Wednesday, 30 July 2014

Laborious Labview and Novel Superconductors

So this post will work two-fold, a quick rant about how I hate that I love LabView.
If you don't know LabView is a visual programming language designed to interface most hardware and software in the Lab and make it work. Now I find LabView is similar to Marmite in many ways - You either love it or hate it.
I for one can live with its short comings to some extent, but there are so many times where I want to punch the personification of LabView in the stupid smug money grabbing face.
I guess I'm saying I love LabView, but like many guests on the Jeremy Kyle show, I say i'll leave it, I'll move on with my life, but I'll come crawling back to its abuse and torment.
After that ringing endorsement, why not try it, free downloads are available and you can make it work wonders if you persist.

MOVING ON!

THE NEWS IN SCIENCE

Superconductivity was discovered back in about 1911 and is an interesting effect in where the resistance of a material becomes zero, the power of this is immense, the ability  to have a superconducting material to carry electricity with no loss or generation of heat WILL change the world. Unfortunately to make materials superconducting we need to lower its temperature to about the temperature of space ( approx 2 Kelvin). There are many publications on how superconductors work and the physical mechanism is well understood by those crazy people that call themselves scientists (and Wikipedia).

We also have HIGH TEMP SUPERCONDUCTORS. These are materials made up of different elements in certain ratios that become superconducting at higher temperatures, by higher I mean in the order of -200 degrees C (quite warm in comparison to space). These also have interesting effects (see below)




LOOK MA NO HANDS!
This is a demonstration of the Meissner effect, where the superconductor expels all magnetic field lines from Mr.Magnet floating above it. The magnet proceeds to get 'trapped' in these field lines and sort of sits on them and hangs between them whilst the material remains superconducting.

The interesting thing about these high temperature superconductors (or SCs as I'll call them as am lazy) is that we don't really know how these work, we know they form Cooper Pairs which causes the resistance to go to zero, but how these cooper pairs are formed (shrugs we don't know)....or do we








Well, in the last 30 something years people have sort to answer the question, how are these formed? There are theories, something about magnetic forces between heavy atoms that make up these SCs. Finally, some people reckon they've experimentally verified the idea, their work published here:
CLICK ME FOR GLORY

I want to write more and wrap up, but my supervisor just walked in.
BACK TO LABVIEW AND SCIENCE!





Tuesday, 29 July 2014

PhD work

''Do a PhD'' I said, ''It'll be easy'' I said, hah, what was I thinking. Despite this PhD-malarkey being far more complex than I first anticipated I'm actually enjoying it. SHOCKING.
Yes, it's difficult to get experiments working and yes everything that can go wrong usually does, but it's all worth it, for the single moment of when something does work you can stand back and say ''I did that, me, no one else'' I guess this is something anyone can say about their own work, but I guess that's the point, it's your own work, so be proud of it. That's what I'm trying to do at least.
See look, I made a thing to the left... It's not really much, but it's a thing I made and tells a story.
What is that story I hear you ask?
Well let me explain.
This is the basis of my whole PhD, making a nanotube, a template for generating wires within these tubes, and I find it interesting. To me this is important, I want to generate wires within these tubes, confining the growth of a crystal structure can lead to changes in the structure of the material giving it new properties from the bulk. These quantum confined wires have a diamter on the order of the unit cell, that's just a couple of atoms across, so right at the limit of what's possible.  



Saturday, 3 July 2010

Graphene

Graphene is something i should know a fair bit about, as it is my project at the moment.
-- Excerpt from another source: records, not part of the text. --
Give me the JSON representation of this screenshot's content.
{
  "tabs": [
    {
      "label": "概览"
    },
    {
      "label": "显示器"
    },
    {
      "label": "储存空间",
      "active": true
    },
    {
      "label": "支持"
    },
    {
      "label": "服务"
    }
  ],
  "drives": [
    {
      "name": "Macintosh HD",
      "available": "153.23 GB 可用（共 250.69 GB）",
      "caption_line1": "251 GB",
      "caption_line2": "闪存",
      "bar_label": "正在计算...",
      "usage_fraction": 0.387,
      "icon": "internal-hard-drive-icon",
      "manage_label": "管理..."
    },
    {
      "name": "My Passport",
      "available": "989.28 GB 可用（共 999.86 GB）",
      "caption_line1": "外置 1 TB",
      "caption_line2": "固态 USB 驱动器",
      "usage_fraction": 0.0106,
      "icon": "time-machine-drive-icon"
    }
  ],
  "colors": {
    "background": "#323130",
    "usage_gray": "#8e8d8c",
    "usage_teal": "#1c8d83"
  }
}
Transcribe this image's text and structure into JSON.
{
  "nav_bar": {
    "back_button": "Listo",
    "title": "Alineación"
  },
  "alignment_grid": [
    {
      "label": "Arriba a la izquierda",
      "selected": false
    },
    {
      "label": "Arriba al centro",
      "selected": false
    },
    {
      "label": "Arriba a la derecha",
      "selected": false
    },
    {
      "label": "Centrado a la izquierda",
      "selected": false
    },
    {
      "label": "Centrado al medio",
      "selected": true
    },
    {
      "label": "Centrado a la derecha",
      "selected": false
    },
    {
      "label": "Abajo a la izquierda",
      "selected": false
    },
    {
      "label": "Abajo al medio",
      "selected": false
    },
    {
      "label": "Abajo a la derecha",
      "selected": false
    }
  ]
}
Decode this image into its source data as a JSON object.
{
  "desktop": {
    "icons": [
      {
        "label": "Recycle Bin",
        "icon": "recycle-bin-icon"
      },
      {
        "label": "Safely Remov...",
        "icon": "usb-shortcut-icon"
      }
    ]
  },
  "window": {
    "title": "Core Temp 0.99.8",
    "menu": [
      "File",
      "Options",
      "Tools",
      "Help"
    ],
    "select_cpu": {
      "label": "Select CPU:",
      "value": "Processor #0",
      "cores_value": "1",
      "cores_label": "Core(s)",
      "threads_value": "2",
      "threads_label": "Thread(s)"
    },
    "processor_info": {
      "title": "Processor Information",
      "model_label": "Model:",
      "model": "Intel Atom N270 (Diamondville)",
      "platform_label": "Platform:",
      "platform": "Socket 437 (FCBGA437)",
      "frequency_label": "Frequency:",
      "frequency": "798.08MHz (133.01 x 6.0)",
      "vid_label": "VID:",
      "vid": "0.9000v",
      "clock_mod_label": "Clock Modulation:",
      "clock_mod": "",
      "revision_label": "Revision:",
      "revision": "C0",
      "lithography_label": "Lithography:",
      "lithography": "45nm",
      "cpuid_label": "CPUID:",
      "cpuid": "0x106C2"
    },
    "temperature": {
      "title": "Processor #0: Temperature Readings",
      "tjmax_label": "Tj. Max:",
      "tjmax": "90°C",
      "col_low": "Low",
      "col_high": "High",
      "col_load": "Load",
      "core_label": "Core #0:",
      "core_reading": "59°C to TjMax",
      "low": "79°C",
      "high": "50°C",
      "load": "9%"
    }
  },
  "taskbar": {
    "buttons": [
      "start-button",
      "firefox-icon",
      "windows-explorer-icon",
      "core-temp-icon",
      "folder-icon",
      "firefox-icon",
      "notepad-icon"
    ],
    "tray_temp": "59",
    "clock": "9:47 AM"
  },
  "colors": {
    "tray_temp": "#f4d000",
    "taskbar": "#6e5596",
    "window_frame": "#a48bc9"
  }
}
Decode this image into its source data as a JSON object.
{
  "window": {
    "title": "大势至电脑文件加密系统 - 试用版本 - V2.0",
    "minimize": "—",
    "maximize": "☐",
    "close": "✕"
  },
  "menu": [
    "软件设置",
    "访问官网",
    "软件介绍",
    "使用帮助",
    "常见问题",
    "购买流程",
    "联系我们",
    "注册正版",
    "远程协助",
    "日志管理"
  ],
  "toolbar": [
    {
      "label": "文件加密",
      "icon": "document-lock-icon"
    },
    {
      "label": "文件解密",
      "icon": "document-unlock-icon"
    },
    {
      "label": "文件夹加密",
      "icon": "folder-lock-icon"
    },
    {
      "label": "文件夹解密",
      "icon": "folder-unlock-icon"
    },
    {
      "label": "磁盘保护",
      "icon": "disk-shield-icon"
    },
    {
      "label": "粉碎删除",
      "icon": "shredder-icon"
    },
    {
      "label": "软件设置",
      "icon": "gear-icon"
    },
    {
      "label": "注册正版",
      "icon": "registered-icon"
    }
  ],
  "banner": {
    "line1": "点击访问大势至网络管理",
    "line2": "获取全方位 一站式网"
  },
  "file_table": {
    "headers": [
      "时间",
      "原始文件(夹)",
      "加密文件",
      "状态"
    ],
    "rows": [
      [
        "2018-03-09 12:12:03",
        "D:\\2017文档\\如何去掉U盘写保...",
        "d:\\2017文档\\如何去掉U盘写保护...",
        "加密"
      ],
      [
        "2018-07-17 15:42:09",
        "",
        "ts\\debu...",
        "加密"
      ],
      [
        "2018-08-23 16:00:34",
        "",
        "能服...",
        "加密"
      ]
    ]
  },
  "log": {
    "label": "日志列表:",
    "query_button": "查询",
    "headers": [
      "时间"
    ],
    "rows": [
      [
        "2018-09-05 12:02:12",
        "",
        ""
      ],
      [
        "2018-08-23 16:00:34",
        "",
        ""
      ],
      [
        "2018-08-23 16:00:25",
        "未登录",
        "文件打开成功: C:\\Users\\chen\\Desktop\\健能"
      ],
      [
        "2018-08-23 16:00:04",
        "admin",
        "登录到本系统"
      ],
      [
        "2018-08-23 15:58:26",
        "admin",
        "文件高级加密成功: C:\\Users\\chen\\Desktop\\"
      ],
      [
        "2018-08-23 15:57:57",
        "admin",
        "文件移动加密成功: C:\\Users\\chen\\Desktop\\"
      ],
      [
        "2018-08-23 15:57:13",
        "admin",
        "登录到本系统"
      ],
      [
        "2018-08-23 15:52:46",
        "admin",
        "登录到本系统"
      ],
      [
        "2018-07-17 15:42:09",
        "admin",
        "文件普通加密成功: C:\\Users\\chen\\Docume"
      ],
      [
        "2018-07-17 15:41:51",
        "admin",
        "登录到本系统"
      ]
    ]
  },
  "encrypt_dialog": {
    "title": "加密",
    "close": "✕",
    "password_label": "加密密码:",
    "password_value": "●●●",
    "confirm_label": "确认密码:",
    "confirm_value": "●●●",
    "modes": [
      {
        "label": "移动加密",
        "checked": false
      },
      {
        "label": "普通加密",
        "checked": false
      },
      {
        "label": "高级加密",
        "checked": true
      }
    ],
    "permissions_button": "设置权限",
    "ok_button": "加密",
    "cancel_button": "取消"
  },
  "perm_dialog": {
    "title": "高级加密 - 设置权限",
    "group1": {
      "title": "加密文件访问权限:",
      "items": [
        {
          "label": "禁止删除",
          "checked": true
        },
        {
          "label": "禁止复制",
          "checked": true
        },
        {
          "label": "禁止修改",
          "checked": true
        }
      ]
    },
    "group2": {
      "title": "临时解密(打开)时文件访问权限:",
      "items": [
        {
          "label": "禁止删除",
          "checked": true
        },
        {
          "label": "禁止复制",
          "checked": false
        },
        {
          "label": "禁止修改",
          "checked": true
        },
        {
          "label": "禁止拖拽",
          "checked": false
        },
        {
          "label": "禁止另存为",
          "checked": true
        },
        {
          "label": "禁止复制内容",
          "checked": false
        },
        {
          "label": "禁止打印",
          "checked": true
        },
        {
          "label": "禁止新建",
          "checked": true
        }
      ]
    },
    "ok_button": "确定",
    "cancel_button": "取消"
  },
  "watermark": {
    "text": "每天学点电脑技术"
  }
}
Graphene is derived from graphite (the stuff you fin in pencils) which is a carbon lattice made of many layers bonded together. Graphene is but one of these many layers, meaning graphene is actually a sheet of carbon that is 1 atom thick !! 

It was discovered back in 2004 when some guy from Manchester used cello tape on graphite. To me it seems surprising it was not discovered abit before 2004 :P

Anyway, what is the use of it:

Well graphene has unique electrical properties, aswell as mechanical properties. My main research field is utilising the fact that electrons in graphene undergo 'ballistic transport' - and the fact that electrons behave as massless particles. In abit more simple terms - the as electrons travel through ordinary stuff, they bounce off and scatter and interact with the thing it's traveling through..... get it ?

BUT !

In graphene the electrons do not interact with the graphene sheet, they just travel through it without scattering, bouncing or anything. This means that electrons traveling through graphene sheets can be technically used to carry quantum information. You see the problem with quantum information is as soon as you look at something quantum or measure it (or put something in the way) you lose the information - bummer.  Since electrons don;'t interact with graphene you don't lose the information. In afew years when research takes off abit more it means that graphene will be the candidate for making quantum computers and replacing standard Silicon chips.